Zu den "vornehmbsten Messen" der mittelalterlichen Messestadt Frankfurt zogen die Kaufleute aus dem Norden über eine Straße, der heute ungefähr die B3 folgt. Diese Bundesstraße stellt den mittleren Strang der Straßen dar, die Frankfurt mit Nordhessen verbinden. Westlich dieses Weges verlief die "oberste Straße" von Frankfurt in Richtung Bonames, über Ober-Erlenbach und Burgholzhausen weiter über Ober-Rosbach, Ober-Mörlen, Ostheim und Niederweisel nach Butzbach, wo sie sich mit der "mittleren Straße" wieder vereinigte. Diese "oberste Straße" ist auch als alte Weinstraße bekannt.

Der "mittlere Straßenstrang" überschritt die Nidda, führte vorbei am Haarheimer Brunnen, dann über Massenheim und verlief westlich der heutigen B3 als alte Heerstraße auf Ober-Wöllstadt und weiter der B3 folgend über Friedberg und Bad Nauheim nach Butzbach.

Die sogenannte "unterste Straße" verließ Frankfurt über die Friedberger Warte und zog über die Niddabrücke bei Bad Vilbel.

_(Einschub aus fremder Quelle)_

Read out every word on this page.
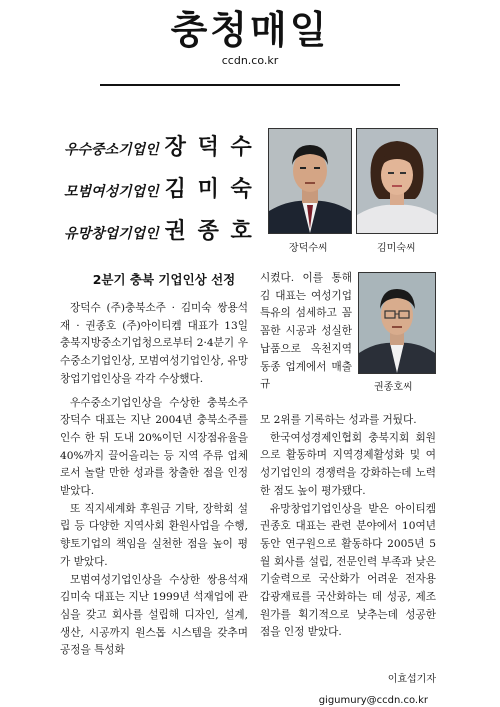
충청매일
ccdn.co.kr
우수중소기업인 장 덕 수
모범여성기업인 김 미 숙
유망창업기업인 권 종 호
장덕수씨	김미숙씨
2분기 충북 기업인상 선정

장덕수 (주)충북소주 · 김미숙 쌍용석재 · 권종호 (주)아이티켐 대표가 13일 충북지방중소기업청으로부터 2·4분기 우수중소기업인상, 모범여성기업인상, 유망창업기업인상을 각각 수상했다.

우수중소기업인상을 수상한 충북소주 장덕수 대표는 지난 2004년 충북소주를 인수 한 뒤 도내 20%이던 시장점유율을 40%까지 끌어올리는 등 지역 주류 업체로서 놀랄 만한 성과를 창출한 점을 인정받았다.

또 직지세계화 후원금 기탁, 장학회 설립 등 다양한 지역사회 환원사업을 수행, 향토기업의 책임을 실천한 점을 높이 평가 받았다.

모범여성기업인상을 수상한 쌍용석재 김미숙 대표는 지난 1999년 석재업에 관심을 갖고 회사를 설립해 디자인, 설계, 생산, 시공까지 원스톱 시스템을 갖추며 공정을 특성화

시켰다. 이를 통해 김 대표는 여성기업 특유의 섬세하고 꼼꼼한 시공과 성실한 납품으로 옥천지역 동종 업계에서 매출 규	권종호씨

모 2위를 기록하는 성과를 거뒀다.

한국여성경제인협회 충북지회 회원으로 활동하며 지역경제활성화 및 여성기업인의 경쟁력을 강화하는데 노력한 점도 높이 평가됐다.

유망창업기업인상을 받은 아이티켐 권종호 대표는 관련 분야에서 10여년 동안 연구원으로 활동하다 2005년 5월 회사를 설립, 전문인력 부족과 낮은 기술력으로 국산화가 어려운 전자용 갑광재료를 국산화하는 데 성공, 제조원가를 획기적으로 낮추는데 성공한 점을 인정 받았다.

이효섭기자
gigumury@ccdn.co.kr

Bei Kloppenheim traf sie wieder mit der "mittleren Straße" zusammen und bildet einen Abschnitt der "kurzen Hessen" auf dem Weg nach Leipzig.

Bedeutende alte Straßen durch Hessen

Auch heute sind einzelne Streckenabschnitte der Altstraßen noch als Feld- oder Waldwege erhalten und können zu Fuß oder mit dem Fahrrad gut erkundet werden. Erkennen kann man sie u.a. an alten Wegmalen (Stundensteine, Kreuze, Wegweiser), Kapellen oder ausgefahreren parallelen Rinnen, Hohlwegen und Strauchhecken. Manche Teilabschnitte sind heute überbaut von Bundesstraßen oder Autobahnen (z.B. Elisabethenstraße, heute A66) und können im Verlauf leider nicht mehr genau nachvollzogen werden.

Altstraßen im Taunus

Die Straße Homburg-Idstein bzw. Homburg-Weilburg

In einem alten Buch fand ich folgenden Hinweis auf diese Verbindung: "Ein tiefer Hohlweg "der Trieb" genannt, verlief von der Homburger Altstadt "Ditincheim" über Oberstedten in den Wald. Mitte des 19. Jahrhunderts ist er beinahe ganz zugeworfen worden. Dicht bei dem sogenannten Tempel, am Waldesrand, teilt er sich in zwei, später in drei bis bis vier und sogar noch mehr Hohlen, von denen jedoch die beiden ersten bis zur Höhe nebeneinander herlaufen, während die anderen sich stets nach anderen Richtungen abzweigen. Die Hauptstraße läuft hinter dem Exerzierplatze her und an der nordöstlichen Seite des Sangeberges hin zum "kalten Wasser", dicht am Landgrafenberg (Schönfortsberg des Mittelalters). Die Strasse zeigt an vielen Stellen Erdaufwürfe namentlich am "kalten Wasser", wo sich auch die letzten Überreste eines Gebückes befinden. Hier teilt sich sich; der eine Arm läuft westlich, vereinigt sich mit Strasse 4 und zieht bei dem alten Jagdhaus über den Kamm des Gebirges „Strasse von ..." (Westdeutsche Zeitschrift für Geschichte und Kunst, 1883).

Einteilung von Altstraßen (nach Landau)

Georg Landau (* 1807 - † 1865) hessischer Archivar und Historiker, unterschied zwischen Öffentlichen Straßen und Heerstraßen, Land- oder Markwegen (viae convicinales), Kirchwegen (viae pastorales) und Notpfaden.

Öffentliche Straßen und Heerstraßen erhielten zahlreiche unterschiedliche Bezeichnungen, die auf ihre Verwendung, ihre Lage oder auf ihr Umfeld schließen lassen. Diese waren eher Gattungsbezeichnungen als konkrete Straßennamen.